To get out of an abusive situation, you (and your children) may need somewhere safe to stay. If you want to remain in your home, you may need to get legal protection to keep the abuser away (eg by getting a restraining order or an occupation order). If you can’t (or don’t want to) remain in your home, may be able to:

  • stay with relatives or friends - ideally somewhere where your abuser cannot find you or will not contact you

  • stay in a refuge - refuges provide safe places for people experiencing domestic abuse (and their children) to stay and think about what to do next. In England and Wales, women can contact the National Domestic Abuse Helpline for help and men can contact the Men’s Advice Line. In Scotland, the Domestic Abuse and Forced Marriage Helpline can help anybody

  • get emergency accommodation from your local authority - local authorities have to provide accommodation to certain people who are homeless or threatened with homelessness within the next 8 weeks. You will typically be considered legally homeless if you cannot reasonably occupy your home because of the risk of domestic abuse. Check whether you qualify for emergency accommodation in England, Wales or Scotland

  • rent privately - it may be difficult to find private rented accommodation at short notice. However, privately renting may give you more housing security and give you time to plan your departure. Note that private renting laws are different in England, Wales and Scotland

Filing a police report

Many types of domestic abuse amount to criminal offences and the police may be able to arrest, caution or charge the abuser. Most UK police stations have a specifically trained Domestic Violence or Community Safety Unit to help in these types of situations.

To report domestic violence to the police, you can call 999 (if an emergency) or 101 (in a non-emergency). Alternatively, you can go to your closest police station and file a report in person.

It will be for the police to decide whether or not to arrest your abuser. If the police decides:

  • to make an arrest - the abuser will either be kept in custody or released on bail

  • not make an arrest - you may still be able to get protection from the courts (see below for more information)

The police or the Crown Prosecution Service (CPS) will decide whether to prosecute the abuser. This decision is based on the offence they committed.
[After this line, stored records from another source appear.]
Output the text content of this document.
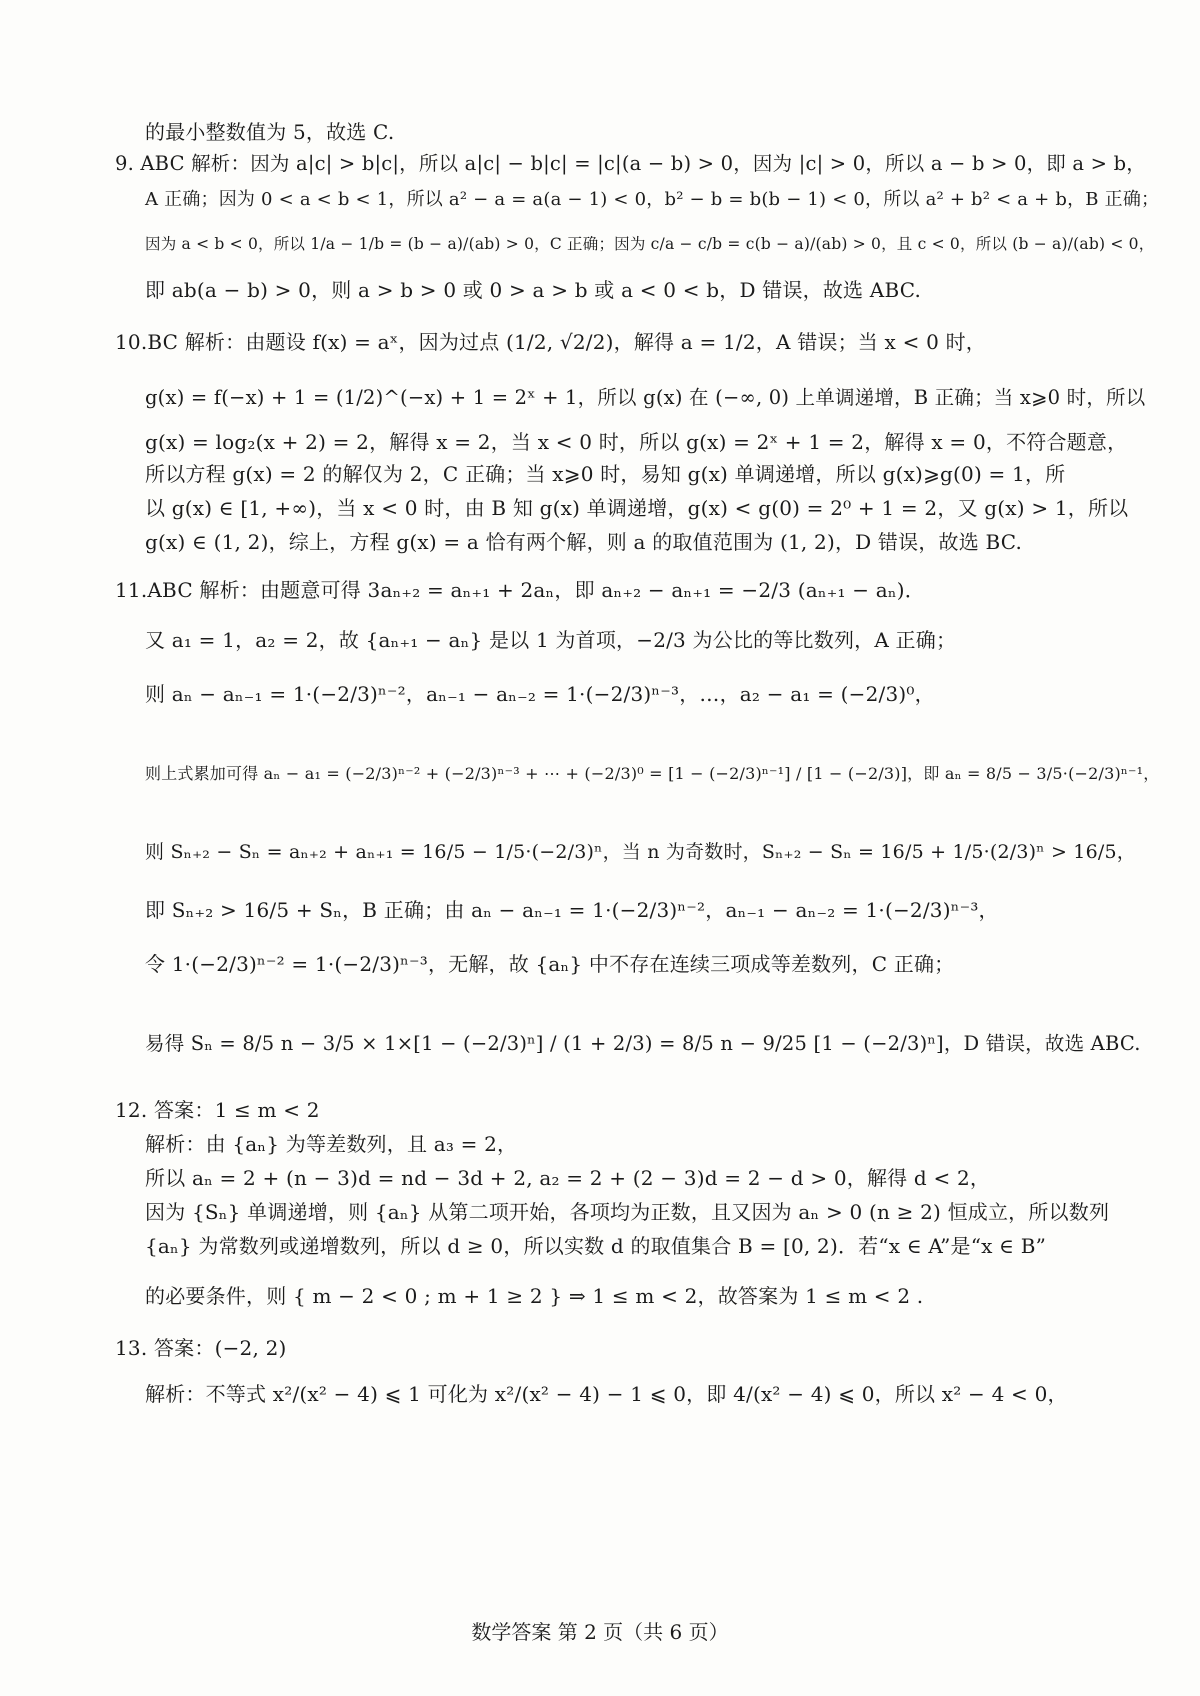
的最小整数值为 5，故选 C.
9. ABC 解析：因为 a|c| > b|c|，所以 a|c| − b|c| = |c|(a − b) > 0，因为 |c| > 0，所以 a − b > 0，即 a > b，
A 正确；因为 0 < a < b < 1，所以 a² − a = a(a − 1) < 0，b² − b = b(b − 1) < 0，所以 a² + b² < a + b，B 正确；
因为 a < b < 0，所以 1/a − 1/b = (b − a)/(ab) > 0，C 正确；因为 c/a − c/b = c(b − a)/(ab) > 0，且 c < 0，所以 (b − a)/(ab) < 0，
即 ab(a − b) > 0，则 a > b > 0 或 0 > a > b 或 a < 0 < b，D 错误，故选 ABC.
10.BC 解析：由题设 f(x) = aˣ，因为过点 (1/2, √2/2)，解得 a = 1/2，A 错误；当 x < 0 时，
g(x) = f(−x) + 1 = (1/2)^(−x) + 1 = 2ˣ + 1，所以 g(x) 在 (−∞, 0) 上单调递增，B 正确；当 x⩾0 时，所以
g(x) = log₂(x + 2) = 2，解得 x = 2，当 x < 0 时，所以 g(x) = 2ˣ + 1 = 2，解得 x = 0，不符合题意，
所以方程 g(x) = 2 的解仅为 2，C 正确；当 x⩾0 时，易知 g(x) 单调递增，所以 g(x)⩾g(0) = 1，所
以 g(x) ∈ [1, +∞)，当 x < 0 时，由 B 知 g(x) 单调递增，g(x) < g(0) = 2⁰ + 1 = 2，又 g(x) > 1，所以
g(x) ∈ (1, 2)，综上，方程 g(x) = a 恰有两个解，则 a 的取值范围为 (1, 2)，D 错误，故选 BC.
11.ABC 解析：由题意可得 3aₙ₊₂ = aₙ₊₁ + 2aₙ，即 aₙ₊₂ − aₙ₊₁ = −2/3 (aₙ₊₁ − aₙ)．
又 a₁ = 1，a₂ = 2，故 {aₙ₊₁ − aₙ} 是以 1 为首项，−2/3 为公比的等比数列，A 正确；
则 aₙ − aₙ₋₁ = 1·(−2/3)ⁿ⁻²，aₙ₋₁ − aₙ₋₂ = 1·(−2/3)ⁿ⁻³，…，a₂ − a₁ = (−2/3)⁰，
则上式累加可得 aₙ − a₁ = (−2/3)ⁿ⁻² + (−2/3)ⁿ⁻³ + ⋯ + (−2/3)⁰ = [1 − (−2/3)ⁿ⁻¹] / [1 − (−2/3)]，即 aₙ = 8/5 − 3/5·(−2/3)ⁿ⁻¹，
则 Sₙ₊₂ − Sₙ = aₙ₊₂ + aₙ₊₁ = 16/5 − 1/5·(−2/3)ⁿ，当 n 为奇数时，Sₙ₊₂ − Sₙ = 16/5 + 1/5·(2/3)ⁿ > 16/5，
即 Sₙ₊₂ > 16/5 + Sₙ，B 正确；由 aₙ − aₙ₋₁ = 1·(−2/3)ⁿ⁻²，aₙ₋₁ − aₙ₋₂ = 1·(−2/3)ⁿ⁻³，
令 1·(−2/3)ⁿ⁻² = 1·(−2/3)ⁿ⁻³，无解，故 {aₙ} 中不存在连续三项成等差数列，C 正确；
易得 Sₙ = 8/5 n − 3/5 × 1×[1 − (−2/3)ⁿ] / (1 + 2/3) = 8/5 n − 9/25 [1 − (−2/3)ⁿ]，D 错误，故选 ABC.
12. 答案：1 ≤ m < 2
解析：由 {aₙ} 为等差数列，且 a₃ = 2，
所以 aₙ = 2 + (n − 3)d = nd − 3d + 2, a₂ = 2 + (2 − 3)d = 2 − d > 0，解得 d < 2，
因为 {Sₙ} 单调递增，则 {aₙ} 从第二项开始，各项均为正数，且又因为 aₙ > 0 (n ≥ 2) 恒成立，所以数列
{aₙ} 为常数列或递增数列，所以 d ≥ 0，所以实数 d 的取值集合 B = [0, 2)．若“x ∈ A”是“x ∈ B”
的必要条件，则 { m − 2 < 0 ; m + 1 ≥ 2 } ⇒ 1 ≤ m < 2，故答案为 1 ≤ m < 2 .
13. 答案：(−2, 2)
解析：不等式 x²/(x² − 4) ⩽ 1 可化为 x²/(x² − 4) − 1 ⩽ 0，即 4/(x² − 4) ⩽ 0，所以 x² − 4 < 0，
数学答案 第 2 页（共 6 页）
Note that, if they are prosecuted, you may have to go to court.

In England and Wales, the police can also make an interim domestic violence protection notice to provide short-term protection to a victim of domestic abuse. 

Getting legal protection

If you’re experiencing domestic violence, you can ask the court to:

  • stop your abuser from harming or threatening you

  • get your abuser to leave your home or stop them from coming back

For more information on these orders and how to apply for them, read Domestic violence legal remedies.

What is the Domestic Violence Disclosure Scheme?

In England and Wales, the Domestic Violence Disclosure Scheme (DVDS), also known as ‘Clare’s Law’, gives anyone the right to ask the police about someone’s potentially abusive background. It is designed to provide people with information that can help them make informed decisions about their safety in a relationship and whether they wish to continue the relationship.

There are 2 main components to Clare's Law:

  • the right to ask - individuals can make a formal request to the police to disclose information about someone’s previous history of domestic violence or abusive behaviour. The police will assess the request and, if deemed necessary, provide relevant information

  • the right to know - the police can proactively disclose information about an individual's violent or abusive history to someone they believe may be at risk. Disclosure is made when there is a concern for the safety and well-being of a potential victim

You can make a request for yourself or on behalf of someone else (eg to find out whether a friend’s partner has previously been abusive).

In Scotland, such requests can be made under the Disclosure Scheme for Domestic Abuse Scotland (DSDAS).

For more information, see the government’s guidance on Clare’s Law and the Scottish government’s guidance. For more advice and support in situations involving domestic violence, see the Citizens Advice guidance for England, for Wales and for Scotland.